Despite the opponents trying to kick each other in the head, taekwondo is based on mutual respect. Opponents bow to each other and their coaches before the match, and they’re usually friends after.
“A lot of the athletes that fight each other constantly, they’ll fight, and then they’ll be friends right after,” Grabot said.
Grabot said she stays pretty quiet in school at Indian Trail and spends most of her time outside school training for taekwondo and watching film of other fighters to see how she can improve.
“School for me is just, I go to school, do my classes, and then come home and go to work or go to the gym,” Grabot said. “That’s about it.”
As for her future, Grabot said she plans to attend college next fall and has already been accepted into several schools. She recently applied to the University of Colorado Boulder, which has a national collegiate taekwondo program.

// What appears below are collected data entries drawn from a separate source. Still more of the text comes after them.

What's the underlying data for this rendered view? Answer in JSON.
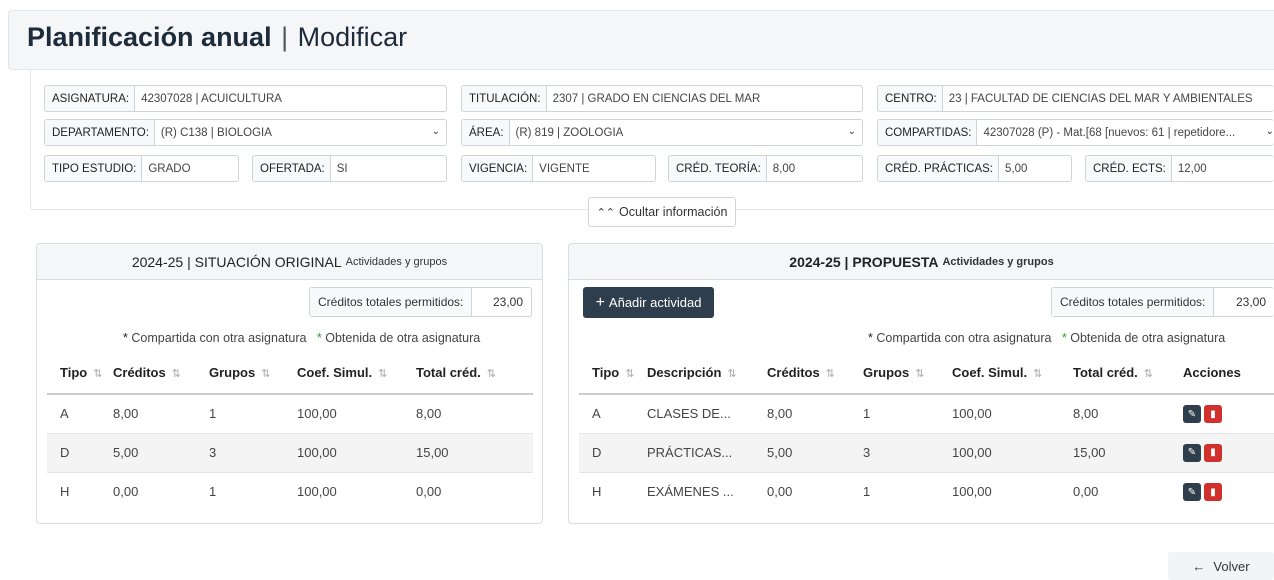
{
  "header": {
    "title_bold": "Planificación anual",
    "separator": "|",
    "title_light": "Modificar"
  },
  "info": {
    "asignatura": {
      "label": "ASIGNATURA:",
      "value": "42307028 | ACUICULTURA"
    },
    "titulacion": {
      "label": "TITULACIÓN:",
      "value": "2307 | GRADO EN CIENCIAS DEL MAR"
    },
    "centro": {
      "label": "CENTRO:",
      "value": "23 | FACULTAD DE CIENCIAS DEL MAR Y AMBIENTALES"
    },
    "departamento": {
      "label": "DEPARTAMENTO:",
      "value": "(R) C138 | BIOLOGIA"
    },
    "area": {
      "label": "ÁREA:",
      "value": "(R) 819 | ZOOLOGIA"
    },
    "compartidas": {
      "label": "COMPARTIDAS:",
      "value": "42307028 (P) - Mat.[68 [nuevos: 61 | repetidore..."
    },
    "tipo_estudio": {
      "label": "TIPO ESTUDIO:",
      "value": "GRADO"
    },
    "ofertada": {
      "label": "OFERTADA:",
      "value": "SÍ"
    },
    "vigencia": {
      "label": "VIGENCIA:",
      "value": "VIGENTE"
    },
    "cred_teoria": {
      "label": "CRÉD. TEORÍA:",
      "value": "8,00"
    },
    "cred_practicas": {
      "label": "CRÉD. PRÁCTICAS:",
      "value": "5,00"
    },
    "cred_ects": {
      "label": "CRÉD. ECTS:",
      "value": "12,00"
    },
    "toggle_label": "Ocultar información"
  },
  "original": {
    "heading_main": "2024-25 | SITUACIÓN ORIGINAL",
    "heading_sub": "Actividades y grupos",
    "credits_label": "Créditos totales permitidos:",
    "credits_value": "23,00",
    "legend_shared": "Compartida con otra asignatura",
    "legend_obtained": "Obtenida de otra asignatura",
    "columns": [
      "Tipo",
      "Créditos",
      "Grupos",
      "Coef. Simul.",
      "Total créd."
    ],
    "rows": [
      [
        "A",
        "8,00",
        "1",
        "100,00",
        "8,00"
      ],
      [
        "D",
        "5,00",
        "3",
        "100,00",
        "15,00"
      ],
      [
        "H",
        "0,00",
        "1",
        "100,00",
        "0,00"
      ]
    ]
  },
  "propuesta": {
    "heading_main": "2024-25 | PROPUESTA",
    "heading_sub": "Actividades y grupos",
    "add_label": "Añadir actividad",
    "credits_label": "Créditos totales permitidos:",
    "credits_value": "23,00",
    "legend_shared": "Compartida con otra asignatura",
    "legend_obtained": "Obtenida de otra asignatura",
    "columns": [
      "Tipo",
      "Descripción",
      "Créditos",
      "Grupos",
      "Coef. Simul.",
      "Total créd.",
      "Acciones"
    ],
    "rows": [
      [
        "A",
        "CLASES DE...",
        "8,00",
        "1",
        "100,00",
        "8,00"
      ],
      [
        "D",
        "PRÁCTICAS...",
        "5,00",
        "3",
        "100,00",
        "15,00"
      ],
      [
        "H",
        "EXÁMENES ...",
        "0,00",
        "1",
        "100,00",
        "0,00"
      ]
    ]
  },
  "footer": {
    "back_label": "Volver"
  },
  "colors": {
    "primary_dark": "#2e3e4c",
    "danger": "#d0312d",
    "obtained_star": "#2aa12a"
  },
  "icons": {
    "toggle": "double-chevron-up-icon",
    "add": "plus-icon",
    "edit": "edit-icon",
    "delete": "trash-icon",
    "back": "arrow-left-icon",
    "sort": "sort-icon",
    "caret": "chevron-down-icon"
  }
}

Ultimately, Grabot said, she wants to compete in taekwondo as long as she can. The ultimate goal would be to someday represent her country in the World Championships or the Olympics.
She’s already got a good start on that, and she doesn’t lack confidence.
“Of course I think I can,” Grabot said when asked if she thinks she can be a world champion or Olympian one day.
“I have to think that I can do that, because if I don’t think that, then I’m failing myself.”
“5 QUESTIONS WITH” SARAH GRABOT
Favorite food? “I’d have to say, probably, pasta.”
Favorite movie? “I’ve got two, is that OK? My favorites would be ‘Elf’ or ‘The Notebook.’”
Favorite musical artist? “Oh gosh, this might be controversial. I’d have to say Kanye (explains she just likes the music he’s made).”
Favorite athlete? “I’d say Jade Jones (Welsh female taekwondo star who won Britain’s first Olympic gold medal in taekwondo’s 57-kg category in 2012 and won another Olympic gold medal in 2016).”
Where do you see yourself in 5-10 years? “I definitely want to go to college. I don’t have an idea of what I want to go for specifically, but probably something to do with business management. I would also absolutely love to be able to do taekwondo full-time. I think it would be cool to become a world champion at some point.”